The cost and payback period for the PV solar installation: Why not go solar!
Incentive programs and tax credits bring down the cost of solar panel installation. This is the average costs for each state. Going solar would save homeowners’ spending on electricity bill. Payback years vary from state to state, depending on incentives and costs. High cost does not necessarily mean a longer payback period, because it also depends on the state’s current electricity rate and state subsidy/incentive schemes. The higher the current electricity rate, the sooner you would recoup the costs of solar panel installation. The higher the incentives from the state, the sooner you will recoup the installation cost.
How many PV panels have been installed and where?
The number of solar panels installed in the states that have been registered on NREL’s Open PV Project. There were about 500,000 installations I was able to collect from the Open PV Project. It’s zip-code-based data, so I’ve been able to merge it to the “zip code” package on R. My R codes file is added here at my GitHub project.
Other statistical facts : American homeowners who installed solar panels generally has $25,301.5 higher household income compare to the national household income, and their home located in places that have higher electricity rate, about 4 cent/kW higher than the national average; and they are also having higher solar energy resource, about 1.42 kW/m2 greater than the national average.
Residents on the West Coast have installed about 32,000 solar panels from the data registered on the Open PV Project, and most of them were installed by residents in California. When zoomed in closely, one could easily browse through the details of the installation locations around San Francisco.

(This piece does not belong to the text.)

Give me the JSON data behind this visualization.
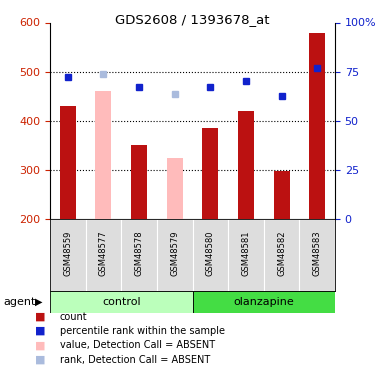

Another good location would be The District of Columbia (Washington D.C.) area. The East Coast has less solar energy resource (kW/m2) compared to the West Coast, especially California. However, the solar panel installations of homeowners around DC area are very high too. From maps above, we know that because the cost of installation is much lower, and the payback period is much faster compared to other parts of the country. It would be fascinating to dig out more information/factors behind their installation motivation. We could zoom in too much more detailed locations for each installation on this interactive map.
However, some areas, like DC and San Francisco, have a much larger population compared to other parts of US, which means there are going to be much more installations. An installation rate per 10,000 people would be much more appropriate. Therefore, I produced another interactive map with the installation rate per 10,000 people, the bigger the size of the circle is the higher rate of the installation. The largest installation rate in the country is in the city of Ladera Ranch, located in South Orange County, California. Though, the reson behind it is not clear and more analysis is needed.
Buckland, MA has the highest installation on the East Coast. I can’t explain what the motivation behind it yet either. Further analysis of the household characteristics would be helpful. These two interactive maps were uploaded to my GitHub repository, where you will be able to see the R code I wrote to process the data as well.
Note: I cannot guarantee the accuracy of the analysis. My results are based on two days of data mining, wrangling and analysis. The quality of the analysis is highly depended on the quality of the data and on how I understood the datasets in such limited time. A further validation of the analysis and datasets is needed.